Xavier Chanoine | 1.5 | Un film complètement raté mais amusant |
François | 0.5 | Un joli ratage |
"Votre beauté m'a violé", l'une des nombreuses répliques heurtées du premier film du pourtant prometteur Jeon Jae-Hong, car sur le papier il y avait de quoi faire : une histoire originale signée Kim Ki-Duk remodelée à l'occasion par le cinéaste lui-même. Une jeune femme, Eun-Young, est la cible des regards de tous, hommes et femmes. Les premiers en sont raides dingues tandis que ces dernières éprouvent une certaine forme de jalousie ou de fascination comme une groupie qui se retrouverait face à sa chanteuse rock préférée. Mais cette beauté n'est pas un avantage puisque Eun-Young souffre de ces regards lorsqu'un acharné l'aborde dans la rue pour finalement la violer dans son appartement en lui laissant sa carte d'identité et quelques autres informations complémentaires. Dans Beautiful qui n'a finalement pas grand chose de beau, le viol entraîne toujours le pardon de l'agresseur, car au fond, il n'est qu'un être rongé par l'amour et la chaire, l'attirance qu'il éprouve pour cette jeune femme.
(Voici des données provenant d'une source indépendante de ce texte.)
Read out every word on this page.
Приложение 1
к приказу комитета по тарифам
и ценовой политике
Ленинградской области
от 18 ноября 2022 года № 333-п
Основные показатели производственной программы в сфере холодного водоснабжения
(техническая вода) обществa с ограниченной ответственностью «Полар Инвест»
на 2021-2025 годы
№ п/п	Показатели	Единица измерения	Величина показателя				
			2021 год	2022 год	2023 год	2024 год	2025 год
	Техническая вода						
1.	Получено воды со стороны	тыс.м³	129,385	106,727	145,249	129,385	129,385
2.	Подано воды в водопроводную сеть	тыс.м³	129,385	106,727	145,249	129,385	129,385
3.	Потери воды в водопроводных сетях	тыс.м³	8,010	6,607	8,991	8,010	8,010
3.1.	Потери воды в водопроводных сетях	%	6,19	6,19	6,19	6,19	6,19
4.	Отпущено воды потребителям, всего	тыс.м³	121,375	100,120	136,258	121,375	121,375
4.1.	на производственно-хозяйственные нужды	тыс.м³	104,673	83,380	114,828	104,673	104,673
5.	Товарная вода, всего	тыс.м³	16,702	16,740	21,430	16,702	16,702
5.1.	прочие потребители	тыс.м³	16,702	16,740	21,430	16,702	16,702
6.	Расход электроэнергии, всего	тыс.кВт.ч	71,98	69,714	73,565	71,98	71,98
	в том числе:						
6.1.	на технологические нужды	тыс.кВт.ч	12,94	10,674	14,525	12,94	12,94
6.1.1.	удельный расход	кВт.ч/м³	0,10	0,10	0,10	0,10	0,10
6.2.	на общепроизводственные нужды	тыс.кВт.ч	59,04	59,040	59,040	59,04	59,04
Dégoûtée de sa beauté, la belle va démarrer une cure de laideur, dans le fond l'opposé de ce que souhaite la jeunesse coréenne moderne, adepte de liftings en tout genre et transformer son apparence pour passer incognito : gavage de mixtures garanties 100% matière grasse, appartement poubelle (ou vide-ordure tant qu'à faire) jusqu'au jour où, en regardant une émission de télé, elle apprend qu'une femme maigre peut aussi être laide. Résultat, cure d'amaigrissement à base de médicaments, d'eau et de cours à pieds. Oui, mais le film s'enlise alors dans la comédie involontaire tout en restant très accrochée au premier thème du film, central : l'obsession du corps d'Eung-Young pour la gente masculine, composée de flics obsédés manquant cruellement de tact et d'humanisme, de jeunes branleurs.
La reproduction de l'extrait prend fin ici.